Pour les animaux terrestres, les experts s’intéressent aux tailles de populations et à la répartition géographique. Pour les animaux marins, ils étudient le rythme du déclin des effectifs. Cela nécessite des points de référence, ce qui est délicat surtout en pleine mer. Depuis seulement une dizaine d’années, les scientifiques ont pu établir ces points de départ, à l’aide notamment des informations venant thoniers, ces derniers étant maintenant contraints de recenser leurs prises accessoires, comme les prises de requins. « Au bout de dix ans, on sait que la situation est bien pire qu’on ne l’avait imaginé« , déclare M. Dulvy. « Dans l’océan Indien, au large des côtes de la mer d’Arabie et du golfe du Bengale, les pêcheries de thon sont en fait des pêcheries de requin, avec des prises accessoires de thon », note M. Dulvy.
Les experts de l’UICN appellent donc à « l’adoption immédiate de limites de capture, ainsi qu’à l’interdiction du débarquement des espèces « en danger » ou « en danger critique d’extinction ». Le projet Tendances mondiales des requins (Global Shark Trends) du GSR doit évaluer le risque d’extinction de tous les requins, raies et chimères d’ici 2020 : https://www.iucnssg.org/global-shark-trends-project.html . Financé par le Shark Conservation Fund, le projet est dirigé par l’université Simon Fraser et les universités australiennes Charles Darwin et James Cook, en partenariat avec l’Aquarium de Géorgie.
Une régulation de la pêche sera-t-elle suffisante pour éviter l’extinction ?
En mai 2019, , sur proposition mexicaine, les États devront se prononcer pour ou contre l’inscription des requins-taupes à l’annexe II de la CITES (Convention sur le commerce international d’espèces de faune et de flore menacées d’extinction). L’inscription imposerait une régulation de leur pêche. Ce serait déjà bien. Si l’inscription est votée, ce qui est loin d’être garanti, alors les questions seront : à quelle échéance et avec quels moyens pourra-t-on mettre en place cette régulation ? La biologie des requins (maturité sexuelle souvent tardive, complexité à trouver un partenaire, gestation longue, mortalité des jeunes) les fragilise. A ces difficultés naturelles s’ajoute la trop forte pression halieutique. Le risque est désormais d’intervenir trop tard pour pouvoir conserver ces espèces. Il faudrait interdire tout de suite leur pêche.

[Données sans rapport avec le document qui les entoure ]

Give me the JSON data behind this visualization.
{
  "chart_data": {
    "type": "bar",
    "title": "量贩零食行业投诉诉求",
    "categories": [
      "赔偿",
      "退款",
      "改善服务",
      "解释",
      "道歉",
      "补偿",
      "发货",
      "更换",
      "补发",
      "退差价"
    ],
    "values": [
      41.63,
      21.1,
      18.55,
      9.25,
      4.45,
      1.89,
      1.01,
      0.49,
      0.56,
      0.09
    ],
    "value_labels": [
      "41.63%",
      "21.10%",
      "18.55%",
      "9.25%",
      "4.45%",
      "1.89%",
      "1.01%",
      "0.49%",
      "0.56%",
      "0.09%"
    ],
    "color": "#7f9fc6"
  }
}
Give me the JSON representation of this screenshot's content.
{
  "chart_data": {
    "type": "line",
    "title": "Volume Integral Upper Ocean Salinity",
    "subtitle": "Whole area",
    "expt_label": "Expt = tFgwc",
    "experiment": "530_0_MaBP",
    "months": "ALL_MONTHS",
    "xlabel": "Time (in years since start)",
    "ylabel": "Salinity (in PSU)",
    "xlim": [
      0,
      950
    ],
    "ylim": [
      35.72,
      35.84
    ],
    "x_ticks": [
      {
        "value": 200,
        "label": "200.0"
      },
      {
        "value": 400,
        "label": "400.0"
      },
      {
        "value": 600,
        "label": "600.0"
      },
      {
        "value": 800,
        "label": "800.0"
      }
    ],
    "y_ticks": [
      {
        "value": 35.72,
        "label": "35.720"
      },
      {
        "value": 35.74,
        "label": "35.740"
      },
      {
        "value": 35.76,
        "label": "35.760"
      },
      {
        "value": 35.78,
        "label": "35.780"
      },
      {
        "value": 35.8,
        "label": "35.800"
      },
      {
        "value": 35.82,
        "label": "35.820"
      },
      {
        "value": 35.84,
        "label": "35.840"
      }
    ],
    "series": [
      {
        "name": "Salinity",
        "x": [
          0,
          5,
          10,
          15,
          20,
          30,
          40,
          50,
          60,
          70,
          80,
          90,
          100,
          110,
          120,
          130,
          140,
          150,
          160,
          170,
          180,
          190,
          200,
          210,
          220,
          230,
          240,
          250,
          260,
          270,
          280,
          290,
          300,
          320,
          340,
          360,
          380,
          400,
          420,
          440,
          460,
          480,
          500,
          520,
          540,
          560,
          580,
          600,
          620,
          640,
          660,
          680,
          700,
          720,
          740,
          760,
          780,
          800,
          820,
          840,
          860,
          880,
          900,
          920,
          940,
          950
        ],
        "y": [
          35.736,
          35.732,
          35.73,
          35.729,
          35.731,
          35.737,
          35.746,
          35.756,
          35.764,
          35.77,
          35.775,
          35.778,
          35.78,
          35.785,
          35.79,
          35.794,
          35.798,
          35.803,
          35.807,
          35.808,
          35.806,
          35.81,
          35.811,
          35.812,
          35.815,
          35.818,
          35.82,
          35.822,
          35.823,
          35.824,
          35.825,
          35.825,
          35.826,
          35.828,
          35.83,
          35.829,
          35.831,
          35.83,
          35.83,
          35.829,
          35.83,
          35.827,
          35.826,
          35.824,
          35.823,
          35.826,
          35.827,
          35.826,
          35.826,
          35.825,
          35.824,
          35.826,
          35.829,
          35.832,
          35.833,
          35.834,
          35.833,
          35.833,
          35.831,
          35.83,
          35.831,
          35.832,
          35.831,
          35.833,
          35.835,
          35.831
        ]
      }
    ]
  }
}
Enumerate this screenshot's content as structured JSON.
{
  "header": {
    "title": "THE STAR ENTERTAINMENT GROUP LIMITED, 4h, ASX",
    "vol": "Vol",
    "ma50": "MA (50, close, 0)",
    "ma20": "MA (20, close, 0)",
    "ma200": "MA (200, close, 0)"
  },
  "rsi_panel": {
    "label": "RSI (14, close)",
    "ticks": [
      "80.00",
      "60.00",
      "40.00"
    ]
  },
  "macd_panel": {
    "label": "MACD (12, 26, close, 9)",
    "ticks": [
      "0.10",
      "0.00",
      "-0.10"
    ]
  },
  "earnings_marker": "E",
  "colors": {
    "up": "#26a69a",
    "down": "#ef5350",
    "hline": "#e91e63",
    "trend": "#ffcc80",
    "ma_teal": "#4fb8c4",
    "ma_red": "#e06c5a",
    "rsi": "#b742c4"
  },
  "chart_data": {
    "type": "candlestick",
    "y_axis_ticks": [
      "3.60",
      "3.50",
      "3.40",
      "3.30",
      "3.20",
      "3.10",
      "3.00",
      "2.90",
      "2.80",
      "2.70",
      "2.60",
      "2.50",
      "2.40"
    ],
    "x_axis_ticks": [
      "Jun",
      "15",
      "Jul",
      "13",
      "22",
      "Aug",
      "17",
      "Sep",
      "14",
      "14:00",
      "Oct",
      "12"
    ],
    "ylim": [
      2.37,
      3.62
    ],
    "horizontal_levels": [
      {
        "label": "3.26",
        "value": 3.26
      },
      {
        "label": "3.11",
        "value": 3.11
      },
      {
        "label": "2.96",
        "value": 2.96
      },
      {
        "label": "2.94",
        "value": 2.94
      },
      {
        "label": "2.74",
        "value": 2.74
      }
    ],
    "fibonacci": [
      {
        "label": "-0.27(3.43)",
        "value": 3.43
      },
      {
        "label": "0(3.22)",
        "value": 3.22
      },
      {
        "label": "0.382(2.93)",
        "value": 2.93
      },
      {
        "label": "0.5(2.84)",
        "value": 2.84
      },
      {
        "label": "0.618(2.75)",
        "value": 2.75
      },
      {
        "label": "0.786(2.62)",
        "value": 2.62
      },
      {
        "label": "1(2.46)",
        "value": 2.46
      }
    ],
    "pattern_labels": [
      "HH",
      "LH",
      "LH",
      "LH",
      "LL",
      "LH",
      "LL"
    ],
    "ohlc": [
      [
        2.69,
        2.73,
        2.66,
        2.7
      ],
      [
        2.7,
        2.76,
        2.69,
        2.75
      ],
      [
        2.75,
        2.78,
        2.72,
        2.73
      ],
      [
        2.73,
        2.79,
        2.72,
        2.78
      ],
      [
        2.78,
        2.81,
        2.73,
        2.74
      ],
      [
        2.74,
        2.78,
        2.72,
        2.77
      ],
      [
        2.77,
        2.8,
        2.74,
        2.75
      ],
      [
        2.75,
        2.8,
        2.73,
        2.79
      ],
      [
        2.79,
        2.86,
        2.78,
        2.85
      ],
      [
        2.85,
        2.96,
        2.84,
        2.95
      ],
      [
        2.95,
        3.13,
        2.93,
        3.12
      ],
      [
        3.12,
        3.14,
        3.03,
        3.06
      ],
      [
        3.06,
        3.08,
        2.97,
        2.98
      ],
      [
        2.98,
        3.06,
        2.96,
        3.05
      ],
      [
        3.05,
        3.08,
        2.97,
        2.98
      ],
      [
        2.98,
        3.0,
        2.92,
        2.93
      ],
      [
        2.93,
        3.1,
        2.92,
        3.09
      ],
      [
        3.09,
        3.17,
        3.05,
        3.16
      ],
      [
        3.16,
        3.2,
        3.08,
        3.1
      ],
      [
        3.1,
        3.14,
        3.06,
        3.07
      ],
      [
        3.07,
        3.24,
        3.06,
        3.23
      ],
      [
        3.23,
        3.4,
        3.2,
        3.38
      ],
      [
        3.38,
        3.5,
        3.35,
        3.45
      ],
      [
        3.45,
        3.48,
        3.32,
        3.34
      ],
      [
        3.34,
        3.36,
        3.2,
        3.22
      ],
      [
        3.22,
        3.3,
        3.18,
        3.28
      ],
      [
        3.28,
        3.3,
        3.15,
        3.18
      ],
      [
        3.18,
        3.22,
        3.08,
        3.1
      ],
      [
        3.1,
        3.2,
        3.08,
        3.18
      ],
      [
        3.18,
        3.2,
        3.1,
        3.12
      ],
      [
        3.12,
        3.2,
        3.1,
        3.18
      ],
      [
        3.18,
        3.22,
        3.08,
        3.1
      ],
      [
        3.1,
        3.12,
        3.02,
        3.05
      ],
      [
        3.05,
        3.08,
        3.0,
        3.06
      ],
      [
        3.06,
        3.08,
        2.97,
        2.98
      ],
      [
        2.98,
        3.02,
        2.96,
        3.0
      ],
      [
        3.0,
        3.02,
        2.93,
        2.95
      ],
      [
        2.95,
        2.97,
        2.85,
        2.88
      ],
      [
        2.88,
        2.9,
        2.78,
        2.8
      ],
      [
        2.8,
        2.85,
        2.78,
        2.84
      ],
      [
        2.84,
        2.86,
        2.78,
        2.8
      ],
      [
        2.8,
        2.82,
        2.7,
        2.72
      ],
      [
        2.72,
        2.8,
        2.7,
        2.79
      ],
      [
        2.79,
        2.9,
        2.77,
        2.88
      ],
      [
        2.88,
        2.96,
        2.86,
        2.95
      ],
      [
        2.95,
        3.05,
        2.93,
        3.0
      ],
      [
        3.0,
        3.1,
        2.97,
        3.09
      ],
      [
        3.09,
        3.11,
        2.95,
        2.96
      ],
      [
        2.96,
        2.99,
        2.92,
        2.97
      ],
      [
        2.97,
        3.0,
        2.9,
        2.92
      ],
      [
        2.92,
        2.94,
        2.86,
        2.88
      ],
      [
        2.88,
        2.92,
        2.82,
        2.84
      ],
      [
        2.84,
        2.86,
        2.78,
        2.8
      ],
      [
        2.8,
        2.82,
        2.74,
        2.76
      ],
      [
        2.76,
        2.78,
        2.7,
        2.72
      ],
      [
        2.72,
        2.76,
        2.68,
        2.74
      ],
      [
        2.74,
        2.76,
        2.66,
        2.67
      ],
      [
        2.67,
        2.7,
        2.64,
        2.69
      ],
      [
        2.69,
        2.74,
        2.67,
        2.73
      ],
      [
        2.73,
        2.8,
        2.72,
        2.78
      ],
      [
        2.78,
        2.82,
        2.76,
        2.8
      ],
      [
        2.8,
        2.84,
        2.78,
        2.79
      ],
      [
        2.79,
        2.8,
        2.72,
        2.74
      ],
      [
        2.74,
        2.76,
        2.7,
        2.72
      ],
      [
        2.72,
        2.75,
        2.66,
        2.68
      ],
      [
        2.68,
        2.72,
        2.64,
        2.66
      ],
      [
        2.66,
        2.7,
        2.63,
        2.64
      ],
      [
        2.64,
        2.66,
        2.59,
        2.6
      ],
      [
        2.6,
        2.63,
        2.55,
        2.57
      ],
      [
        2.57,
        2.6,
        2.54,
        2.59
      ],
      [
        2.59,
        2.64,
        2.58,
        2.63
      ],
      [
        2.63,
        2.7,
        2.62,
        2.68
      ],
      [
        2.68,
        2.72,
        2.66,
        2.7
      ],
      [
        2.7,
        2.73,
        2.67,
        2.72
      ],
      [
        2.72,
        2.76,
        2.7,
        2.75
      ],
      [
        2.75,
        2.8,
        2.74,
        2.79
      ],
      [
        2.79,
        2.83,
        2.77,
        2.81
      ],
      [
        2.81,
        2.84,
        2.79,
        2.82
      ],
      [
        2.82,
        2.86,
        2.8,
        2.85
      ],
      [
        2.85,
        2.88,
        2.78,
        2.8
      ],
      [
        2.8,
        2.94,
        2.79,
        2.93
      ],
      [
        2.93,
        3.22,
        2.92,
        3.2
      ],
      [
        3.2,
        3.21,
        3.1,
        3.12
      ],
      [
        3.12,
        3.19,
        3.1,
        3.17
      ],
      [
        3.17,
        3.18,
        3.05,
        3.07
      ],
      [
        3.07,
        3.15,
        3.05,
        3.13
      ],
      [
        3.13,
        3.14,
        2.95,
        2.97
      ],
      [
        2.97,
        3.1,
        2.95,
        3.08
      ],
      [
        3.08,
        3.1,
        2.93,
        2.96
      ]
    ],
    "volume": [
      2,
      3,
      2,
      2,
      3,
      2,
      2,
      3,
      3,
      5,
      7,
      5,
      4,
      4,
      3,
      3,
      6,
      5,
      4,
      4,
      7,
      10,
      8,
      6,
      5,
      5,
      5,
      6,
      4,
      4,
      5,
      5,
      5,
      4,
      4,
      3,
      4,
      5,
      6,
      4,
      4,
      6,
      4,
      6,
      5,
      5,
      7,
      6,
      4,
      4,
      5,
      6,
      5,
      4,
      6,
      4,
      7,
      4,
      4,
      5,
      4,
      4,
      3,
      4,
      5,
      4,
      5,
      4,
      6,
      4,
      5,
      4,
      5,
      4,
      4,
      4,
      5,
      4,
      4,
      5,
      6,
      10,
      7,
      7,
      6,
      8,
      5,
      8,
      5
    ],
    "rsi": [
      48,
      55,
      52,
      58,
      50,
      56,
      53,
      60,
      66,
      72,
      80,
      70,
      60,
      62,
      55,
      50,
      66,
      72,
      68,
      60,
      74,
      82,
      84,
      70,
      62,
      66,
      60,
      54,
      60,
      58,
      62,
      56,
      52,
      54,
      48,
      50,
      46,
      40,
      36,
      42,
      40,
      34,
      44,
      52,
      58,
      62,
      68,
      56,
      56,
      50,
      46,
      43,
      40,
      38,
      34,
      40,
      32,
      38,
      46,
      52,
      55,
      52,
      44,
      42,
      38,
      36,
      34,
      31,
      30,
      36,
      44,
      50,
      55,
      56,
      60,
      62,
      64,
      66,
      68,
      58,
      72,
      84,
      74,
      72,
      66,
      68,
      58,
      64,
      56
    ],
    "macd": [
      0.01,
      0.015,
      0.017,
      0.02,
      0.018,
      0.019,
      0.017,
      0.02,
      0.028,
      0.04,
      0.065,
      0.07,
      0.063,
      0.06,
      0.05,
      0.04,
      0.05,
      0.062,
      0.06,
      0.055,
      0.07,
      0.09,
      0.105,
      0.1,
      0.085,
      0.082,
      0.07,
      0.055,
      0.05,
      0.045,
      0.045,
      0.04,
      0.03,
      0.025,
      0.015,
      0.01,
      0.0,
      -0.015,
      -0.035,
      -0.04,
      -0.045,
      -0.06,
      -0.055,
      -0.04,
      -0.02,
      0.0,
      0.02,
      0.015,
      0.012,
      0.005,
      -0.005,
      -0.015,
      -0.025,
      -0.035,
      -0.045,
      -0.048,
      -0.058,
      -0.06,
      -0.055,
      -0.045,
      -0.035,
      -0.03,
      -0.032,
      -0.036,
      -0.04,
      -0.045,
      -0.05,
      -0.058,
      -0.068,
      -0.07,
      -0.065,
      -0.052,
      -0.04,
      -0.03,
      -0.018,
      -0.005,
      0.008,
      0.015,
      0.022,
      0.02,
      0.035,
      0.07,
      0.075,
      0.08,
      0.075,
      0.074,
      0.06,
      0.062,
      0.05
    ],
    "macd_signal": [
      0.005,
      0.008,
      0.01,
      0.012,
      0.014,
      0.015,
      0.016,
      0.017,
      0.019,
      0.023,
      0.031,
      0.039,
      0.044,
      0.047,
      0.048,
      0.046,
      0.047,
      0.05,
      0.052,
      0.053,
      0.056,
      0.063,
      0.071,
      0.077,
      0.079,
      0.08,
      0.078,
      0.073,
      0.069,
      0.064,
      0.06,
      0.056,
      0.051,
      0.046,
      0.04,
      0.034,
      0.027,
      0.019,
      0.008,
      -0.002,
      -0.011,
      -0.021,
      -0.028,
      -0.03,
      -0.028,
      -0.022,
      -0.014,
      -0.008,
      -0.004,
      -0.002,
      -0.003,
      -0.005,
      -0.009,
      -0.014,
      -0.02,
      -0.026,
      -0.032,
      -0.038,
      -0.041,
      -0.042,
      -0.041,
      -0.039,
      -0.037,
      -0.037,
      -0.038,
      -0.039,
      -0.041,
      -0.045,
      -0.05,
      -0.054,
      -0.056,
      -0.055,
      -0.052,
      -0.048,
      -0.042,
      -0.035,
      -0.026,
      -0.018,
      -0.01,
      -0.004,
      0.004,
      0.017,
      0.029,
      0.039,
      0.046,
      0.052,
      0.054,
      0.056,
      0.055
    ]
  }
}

Et mettre en place les moyens nécessaires au respect de cette interdiction. Au moins en attendant « la reconstitution des stocks » pour toutes les espèces concernées … et aussi pour celles qui figurent sous la mention « données insuffisantes ».
Les espèces concernées
Le requin-taupe bleu (Isurus oxyrinchus) et le petit requin-taupe (Isurus paucus) sont passés de la catégorie « vulnérable » à la catégorie « en danger ». L’état de la population du requin taupe bleu est préoccupante dans le monde entier, avec notamment un déclin de 60 % dans l’Atlantique en l’espace d’environ 75 ans.
Il y a aussi l’aiguillat aux yeux verts (Squalus chloroculus), dont la gestation de près de trois ans est la plus longue du règne animal. L’espèce est classée comme étant “en danger”. Viennent ensuite « les neuf requins australiens qui demeurent en grand danger sont pour l’essentiel des espèces d’eau profonde. Leur croissance est exceptionnellement lente. Ils sont par conséquent mal équipées pour résister à une pression halieutique même modeste », déclare Peter Kyne, chercheur à l’université Charles Darwin et coordinateur de l’autorité pour la Liste rouge, le GSR. Pour en savoir plus : https://www.iucnredlist.org/search?query=carcharhinus&searchType=species
Pour rappel, les requins comptent à ce jour 546 espèces et les raies un peu plus de 600 espèces. Dans cette nouvelle Liste rouge, seules six espèces sont classées en « danger critique », dont trois pour la première fois. Onze autres sont soit « en danger », soit « vulnérables ». Selon une étude de 2013, quelque 100 millions d’entre eux sont pêchés chaque année. Pas de chiffres connus pour les raies.